Now I might make a long story of that voyage with Thorleif, for there were landings such as had been made at Weymouth, and once just such another fight. And ever the lands where we touched grew more strange to me, until we came to the low shores of the Rhine mouths, hardly showing above the gray waves of the sea which washed their sad-coloured sand dunes. And there Thorleif landed us at a fishing village, among whose huts rose the walls of a building which promised us shelter at least.
Terribly frightened were the poor folk at our coming, but they took us, with the guard Thorleif sent ashore with us, to the building, and it turned out to be a monastery, where we were most welcome. And there we bid farewell to the Danes, not without regret, for we had been good comrades on the voyage. There was a great difference between these crews of men from one village under their own chief, and the terrible swarms of men, gathered none knows whence, and with little heed to their leaders save in battle, which came in after years. We saw the Dane at his best.

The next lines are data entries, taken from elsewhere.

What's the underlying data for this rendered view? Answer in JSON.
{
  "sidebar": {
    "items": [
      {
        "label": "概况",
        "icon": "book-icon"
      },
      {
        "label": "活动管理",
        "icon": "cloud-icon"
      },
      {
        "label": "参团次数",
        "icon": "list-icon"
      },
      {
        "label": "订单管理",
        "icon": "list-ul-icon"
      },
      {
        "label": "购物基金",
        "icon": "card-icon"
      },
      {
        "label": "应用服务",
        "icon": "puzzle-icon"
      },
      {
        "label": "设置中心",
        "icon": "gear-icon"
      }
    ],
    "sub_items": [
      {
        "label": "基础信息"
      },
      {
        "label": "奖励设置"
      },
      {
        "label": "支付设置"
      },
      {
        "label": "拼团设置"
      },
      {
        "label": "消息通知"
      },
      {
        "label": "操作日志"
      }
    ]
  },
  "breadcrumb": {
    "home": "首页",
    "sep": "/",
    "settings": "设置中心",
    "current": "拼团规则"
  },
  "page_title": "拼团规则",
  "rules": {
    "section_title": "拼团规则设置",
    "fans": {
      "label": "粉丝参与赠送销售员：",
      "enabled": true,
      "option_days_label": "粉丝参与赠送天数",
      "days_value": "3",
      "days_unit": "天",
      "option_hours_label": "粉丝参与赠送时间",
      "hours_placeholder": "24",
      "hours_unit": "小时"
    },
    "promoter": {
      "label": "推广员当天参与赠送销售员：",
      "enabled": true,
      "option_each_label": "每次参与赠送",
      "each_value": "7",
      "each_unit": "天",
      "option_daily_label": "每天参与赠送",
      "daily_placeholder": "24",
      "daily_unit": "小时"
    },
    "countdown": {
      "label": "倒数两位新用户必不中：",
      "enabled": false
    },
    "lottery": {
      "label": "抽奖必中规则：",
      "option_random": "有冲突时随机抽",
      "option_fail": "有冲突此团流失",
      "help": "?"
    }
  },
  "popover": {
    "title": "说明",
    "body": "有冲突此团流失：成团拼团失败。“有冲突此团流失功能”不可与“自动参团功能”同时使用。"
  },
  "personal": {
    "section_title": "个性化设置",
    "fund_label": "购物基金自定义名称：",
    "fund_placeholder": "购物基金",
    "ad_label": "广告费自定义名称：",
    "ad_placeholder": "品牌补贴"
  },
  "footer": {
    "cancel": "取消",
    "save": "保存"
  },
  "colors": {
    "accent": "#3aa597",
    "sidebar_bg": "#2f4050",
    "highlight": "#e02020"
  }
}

Now after that the good abbot of the place passed us on from town to town until at last we came to Herulstad, where Carl the mighty lay with his army, still watching and fighting the heathen Saxons of the Rhinelands. And there Ecgbert was welcomed in all friendliness, and our wanderings were at an end. Even the arm of Quendritha could not reach the atheling here, though Carl and Offa were friendly, and messengers came and went between the two courts from time to time.
In that way I had messages sent home at last, and my mind was at rest. It was, however, nearly a year before my folk heard of me, as I learned afterward. But close on five years of warfare lay before me ere I should set foot on English ground again.